Friday, June 15, 2012

Confession #7: The past is no more

Damn.

I'm growing up.

I just got back from a night out with friends, old friends from high school that I hadn't seen for a while. We didn't do anything special, just hung out at the pond we always used to swim and have bonfires at while we talked into the late night. We did that again, everything was as it was; except it really wasn't.

Our one friend just got back from South Africa on a 'service and learning' program. Another is leaving for Spain for a year in a few weeks. They talked about college, what they've done, how they've been drinking (we were never that crowd in high school), what bars they want to go to in a year when we're 21, etc. The usual topics showed up, but the lightheartedness was gone.

Monday we wouldn't all be going to be walking the same halls together. We wouldn't share the same gossip, sit in the same classes, have the same schoolwork. We wouldn't be continuously connected like we once were. All of us have our own lives now. Those lives come with our own problems now; grown-up problems. Where to live, how to afford things, managing work and life, relationships, bills. No more are we helpless and carefree highschoolers. We're living in the real world now.

I look back at other nights spent at the Pond, nights we spent laughing, thinking about the future, hoping for such great things. We were so carefree then; only foolishly worrying about some essay or asinine test and only looking forward to life after graduation. There was no reason to grow up, not yet, so wasting time gossiping, swimming, and eating s'mores was the perfect way to pass a few hours.

Now, though, it's all changed. The changes are small, sure, but noticeable. We no longer look ahead, we look behind and reminisce about high school, how we were friends, what we did, when we had fun. We worry about real things now that impact our lives; food, money, housing, life in general. We gossip, but it's self-centered. Nobody knows our friends now, or our lives, where we go and with whom. We embellish to look good, to impress, we never would do that before. Then again, we never had to, we all experienced almost the same things

Still, it's weird, looking at my friends and realizing that we are, at the same time, closer and farther apart than we have ever been. We are connected through our past, years spent together forging bonds that have lasted this far, and yet our futures are all completely different and it isn't even certain we will all remain friends. As it is some among our ranks haven't come back. It's like two different versions of the same people converging at the same place; what we remember from the past and what we have become.

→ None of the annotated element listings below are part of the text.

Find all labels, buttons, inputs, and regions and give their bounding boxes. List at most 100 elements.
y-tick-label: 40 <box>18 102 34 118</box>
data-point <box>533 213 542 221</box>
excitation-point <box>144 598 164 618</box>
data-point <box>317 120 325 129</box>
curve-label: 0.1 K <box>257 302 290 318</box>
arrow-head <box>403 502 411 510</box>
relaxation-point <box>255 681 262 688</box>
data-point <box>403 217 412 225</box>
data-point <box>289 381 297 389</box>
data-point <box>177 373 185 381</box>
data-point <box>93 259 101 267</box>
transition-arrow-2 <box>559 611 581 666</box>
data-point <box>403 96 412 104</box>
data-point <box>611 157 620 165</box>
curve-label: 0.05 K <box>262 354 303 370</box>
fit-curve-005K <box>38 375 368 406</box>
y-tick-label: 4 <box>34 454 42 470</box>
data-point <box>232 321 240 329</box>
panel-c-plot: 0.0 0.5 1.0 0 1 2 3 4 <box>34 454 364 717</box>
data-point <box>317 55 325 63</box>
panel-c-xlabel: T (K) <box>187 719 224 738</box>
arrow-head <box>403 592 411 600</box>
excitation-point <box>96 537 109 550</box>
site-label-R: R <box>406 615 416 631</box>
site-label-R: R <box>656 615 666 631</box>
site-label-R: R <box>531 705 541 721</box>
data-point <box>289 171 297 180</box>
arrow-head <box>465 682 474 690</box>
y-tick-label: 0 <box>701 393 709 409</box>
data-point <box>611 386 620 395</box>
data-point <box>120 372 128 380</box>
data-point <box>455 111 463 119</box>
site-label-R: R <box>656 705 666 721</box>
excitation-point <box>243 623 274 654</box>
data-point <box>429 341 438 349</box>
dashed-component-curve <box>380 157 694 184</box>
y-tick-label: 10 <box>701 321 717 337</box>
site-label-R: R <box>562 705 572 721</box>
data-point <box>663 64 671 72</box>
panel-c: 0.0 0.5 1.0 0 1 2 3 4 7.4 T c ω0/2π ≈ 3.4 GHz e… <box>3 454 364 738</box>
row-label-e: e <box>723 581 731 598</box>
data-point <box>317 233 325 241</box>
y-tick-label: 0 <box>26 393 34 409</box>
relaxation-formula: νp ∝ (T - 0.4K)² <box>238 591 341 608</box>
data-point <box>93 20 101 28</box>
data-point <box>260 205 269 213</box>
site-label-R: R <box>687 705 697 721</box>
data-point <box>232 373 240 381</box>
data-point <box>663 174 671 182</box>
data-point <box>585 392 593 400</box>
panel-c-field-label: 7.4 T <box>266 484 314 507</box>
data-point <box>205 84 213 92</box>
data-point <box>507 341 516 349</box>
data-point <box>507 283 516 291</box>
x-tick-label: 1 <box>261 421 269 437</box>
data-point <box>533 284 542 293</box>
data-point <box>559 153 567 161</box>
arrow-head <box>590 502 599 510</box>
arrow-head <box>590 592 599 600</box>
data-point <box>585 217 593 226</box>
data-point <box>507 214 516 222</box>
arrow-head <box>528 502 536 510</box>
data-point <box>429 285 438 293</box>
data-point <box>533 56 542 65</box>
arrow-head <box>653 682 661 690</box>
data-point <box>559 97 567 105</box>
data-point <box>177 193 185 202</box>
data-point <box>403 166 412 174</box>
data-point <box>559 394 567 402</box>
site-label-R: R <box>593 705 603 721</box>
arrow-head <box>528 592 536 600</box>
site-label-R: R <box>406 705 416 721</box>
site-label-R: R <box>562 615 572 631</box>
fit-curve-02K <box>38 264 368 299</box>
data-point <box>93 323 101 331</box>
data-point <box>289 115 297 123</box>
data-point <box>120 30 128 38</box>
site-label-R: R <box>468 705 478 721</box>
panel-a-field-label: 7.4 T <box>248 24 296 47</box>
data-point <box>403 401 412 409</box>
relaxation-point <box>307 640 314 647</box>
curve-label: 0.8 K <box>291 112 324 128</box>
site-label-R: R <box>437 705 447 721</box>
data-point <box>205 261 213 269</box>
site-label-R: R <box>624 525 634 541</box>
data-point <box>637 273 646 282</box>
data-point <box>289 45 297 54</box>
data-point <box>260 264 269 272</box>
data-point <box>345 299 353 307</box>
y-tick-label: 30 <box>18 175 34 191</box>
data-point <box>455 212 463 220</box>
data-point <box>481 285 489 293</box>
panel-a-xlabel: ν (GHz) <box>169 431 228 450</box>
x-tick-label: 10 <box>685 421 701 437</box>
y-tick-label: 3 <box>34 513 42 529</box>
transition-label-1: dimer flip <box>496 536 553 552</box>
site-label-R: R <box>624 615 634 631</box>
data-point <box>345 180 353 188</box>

The past is remembered and loved for what it was, the future is feared for what it can be, and all of us just want things to be as they always were, even though they can never be that way again. It's both terrifying and sad at the same time. We are still friends, no doubt about that. We laughed and joked, talked and remembered. There were instances where time and place were forgotten and we just were; we were kids having fun and being ourselves. But then, something would break the illusion, our eyes would lose that joyous spark, and the would would come back to us in one crushing moment. For that time, those few precious moments, it was like nothing had changed, even though everything had.